I now have a requirement to load multiple instances of each plugin, with each instance having a different set of configuration data. The solution I'm considering is to create multiple unique ProgIDs for each plugin, each ProgID would point to the single ClsId for the plugin. Thus, each instance of the plugin would be indentified by its ProgID, the ProgID is still used as the primary key for the configuration data and everything is 100% backward compatible.

So, the questions:

  1. Is this an acceptable technique? (multiple ProgIDs all pointing to a single ClsID).
  2. When my plugin loads, would it be able to tell which ProgID was used to create it?
+1  A: 

Prog ids are typically used in two ways: to detect a class id corresponding to a prog id (CLSIDFromProgID() function) - this is used to later call CoCreateInstance() - and to detect a prog id for a given class id - this is usually used to display a human-friendly version of a class id.

Those mappings imply that there's a HKCR{ProgId}\CLSID key with a default value equal to the class id and a HKCR\CLSID{classid}\ProgID key with a default value equal to the ProgId, which means that the mapping is one-to-one.
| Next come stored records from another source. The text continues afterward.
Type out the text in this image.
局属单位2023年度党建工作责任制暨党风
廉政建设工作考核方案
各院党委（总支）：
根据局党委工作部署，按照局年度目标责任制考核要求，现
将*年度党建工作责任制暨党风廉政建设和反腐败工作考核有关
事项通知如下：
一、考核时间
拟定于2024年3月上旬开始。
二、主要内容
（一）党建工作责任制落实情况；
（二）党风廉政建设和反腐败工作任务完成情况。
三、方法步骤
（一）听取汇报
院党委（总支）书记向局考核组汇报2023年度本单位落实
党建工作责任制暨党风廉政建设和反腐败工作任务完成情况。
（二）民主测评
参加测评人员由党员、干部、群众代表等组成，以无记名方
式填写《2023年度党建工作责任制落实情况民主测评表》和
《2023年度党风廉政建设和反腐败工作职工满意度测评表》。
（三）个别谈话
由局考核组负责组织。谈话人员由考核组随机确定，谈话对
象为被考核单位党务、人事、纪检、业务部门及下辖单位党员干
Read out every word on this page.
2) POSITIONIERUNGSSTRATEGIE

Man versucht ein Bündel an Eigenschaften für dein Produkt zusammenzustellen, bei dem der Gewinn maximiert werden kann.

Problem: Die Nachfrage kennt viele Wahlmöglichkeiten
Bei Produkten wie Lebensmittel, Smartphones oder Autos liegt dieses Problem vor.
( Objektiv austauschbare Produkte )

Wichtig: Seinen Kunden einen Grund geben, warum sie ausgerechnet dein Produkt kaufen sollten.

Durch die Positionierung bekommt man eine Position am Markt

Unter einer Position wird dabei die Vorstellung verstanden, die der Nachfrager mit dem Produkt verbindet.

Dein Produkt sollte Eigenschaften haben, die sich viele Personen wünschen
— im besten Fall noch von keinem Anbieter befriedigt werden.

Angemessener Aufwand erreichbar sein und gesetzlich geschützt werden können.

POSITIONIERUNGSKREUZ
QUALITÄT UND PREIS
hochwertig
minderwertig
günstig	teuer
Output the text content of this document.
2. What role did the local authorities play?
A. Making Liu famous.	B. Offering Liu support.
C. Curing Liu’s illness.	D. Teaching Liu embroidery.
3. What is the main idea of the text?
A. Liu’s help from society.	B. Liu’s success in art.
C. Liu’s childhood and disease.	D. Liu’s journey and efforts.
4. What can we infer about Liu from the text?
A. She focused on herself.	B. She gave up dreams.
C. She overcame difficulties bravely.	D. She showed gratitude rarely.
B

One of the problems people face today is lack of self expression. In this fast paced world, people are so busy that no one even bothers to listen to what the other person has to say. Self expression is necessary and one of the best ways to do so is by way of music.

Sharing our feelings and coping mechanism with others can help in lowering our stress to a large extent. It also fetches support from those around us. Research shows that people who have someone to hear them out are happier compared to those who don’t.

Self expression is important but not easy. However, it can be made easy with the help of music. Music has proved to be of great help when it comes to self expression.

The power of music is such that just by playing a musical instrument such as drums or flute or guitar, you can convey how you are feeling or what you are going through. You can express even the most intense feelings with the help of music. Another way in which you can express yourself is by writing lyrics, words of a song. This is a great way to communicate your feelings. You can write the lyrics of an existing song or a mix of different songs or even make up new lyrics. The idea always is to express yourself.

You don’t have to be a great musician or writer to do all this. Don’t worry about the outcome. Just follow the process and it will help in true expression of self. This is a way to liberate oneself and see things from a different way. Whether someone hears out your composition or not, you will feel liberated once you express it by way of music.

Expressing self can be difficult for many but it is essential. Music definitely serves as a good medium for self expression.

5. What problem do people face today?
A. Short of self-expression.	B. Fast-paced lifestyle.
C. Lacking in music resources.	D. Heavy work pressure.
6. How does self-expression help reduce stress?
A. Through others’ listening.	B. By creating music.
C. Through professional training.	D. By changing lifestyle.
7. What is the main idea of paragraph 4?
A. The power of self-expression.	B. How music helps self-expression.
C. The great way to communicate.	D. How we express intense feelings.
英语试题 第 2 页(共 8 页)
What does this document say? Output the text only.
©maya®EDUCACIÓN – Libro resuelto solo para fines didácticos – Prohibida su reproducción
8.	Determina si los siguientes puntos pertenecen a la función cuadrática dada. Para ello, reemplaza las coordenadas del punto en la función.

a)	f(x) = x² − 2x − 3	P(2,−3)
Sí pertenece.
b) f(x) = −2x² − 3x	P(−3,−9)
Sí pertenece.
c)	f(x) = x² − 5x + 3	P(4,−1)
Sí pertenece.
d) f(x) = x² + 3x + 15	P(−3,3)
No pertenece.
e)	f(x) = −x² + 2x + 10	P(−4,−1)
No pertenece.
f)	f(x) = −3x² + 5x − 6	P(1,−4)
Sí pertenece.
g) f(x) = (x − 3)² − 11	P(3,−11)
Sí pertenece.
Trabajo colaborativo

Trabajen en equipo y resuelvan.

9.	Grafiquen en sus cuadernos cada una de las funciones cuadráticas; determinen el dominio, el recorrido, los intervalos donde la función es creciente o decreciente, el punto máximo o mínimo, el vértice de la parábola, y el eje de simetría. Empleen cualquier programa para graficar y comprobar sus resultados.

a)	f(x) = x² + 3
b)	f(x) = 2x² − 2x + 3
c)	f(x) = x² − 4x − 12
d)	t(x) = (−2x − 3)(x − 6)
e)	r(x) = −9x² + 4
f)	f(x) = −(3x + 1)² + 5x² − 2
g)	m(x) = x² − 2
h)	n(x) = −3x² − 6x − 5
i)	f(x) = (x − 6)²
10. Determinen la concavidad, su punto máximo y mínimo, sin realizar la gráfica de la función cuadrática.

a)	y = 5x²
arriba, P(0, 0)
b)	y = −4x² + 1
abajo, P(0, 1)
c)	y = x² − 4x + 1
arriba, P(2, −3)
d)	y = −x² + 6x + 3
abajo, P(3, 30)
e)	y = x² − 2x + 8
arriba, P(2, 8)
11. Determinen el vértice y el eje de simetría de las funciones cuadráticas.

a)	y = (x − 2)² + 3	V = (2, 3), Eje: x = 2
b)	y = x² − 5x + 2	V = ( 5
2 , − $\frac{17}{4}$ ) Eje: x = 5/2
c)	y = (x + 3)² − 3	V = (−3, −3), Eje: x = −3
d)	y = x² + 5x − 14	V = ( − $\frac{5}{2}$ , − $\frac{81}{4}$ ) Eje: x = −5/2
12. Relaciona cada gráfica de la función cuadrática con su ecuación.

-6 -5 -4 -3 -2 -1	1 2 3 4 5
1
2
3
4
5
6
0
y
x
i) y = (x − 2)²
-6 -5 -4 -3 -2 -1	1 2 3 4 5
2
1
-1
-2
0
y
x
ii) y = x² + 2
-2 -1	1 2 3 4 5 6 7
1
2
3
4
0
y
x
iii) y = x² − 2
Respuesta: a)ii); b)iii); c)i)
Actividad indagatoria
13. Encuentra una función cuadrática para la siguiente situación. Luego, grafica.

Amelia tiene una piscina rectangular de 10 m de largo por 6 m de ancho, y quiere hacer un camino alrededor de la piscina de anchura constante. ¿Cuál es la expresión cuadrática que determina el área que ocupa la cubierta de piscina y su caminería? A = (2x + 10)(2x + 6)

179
You will just not be able to have more than one prog id under one class id.

A COM component is loaded by calling CoCreateInstance() which is passed a class id - obtained by any means possible, using CLSIDFromProgID() included. There're no ways for a component to tell how the class id was obtained.

sharptooth
+1 for a great response, this may well eventually become the accepted answer unless anyone wants to add anything in the next few days.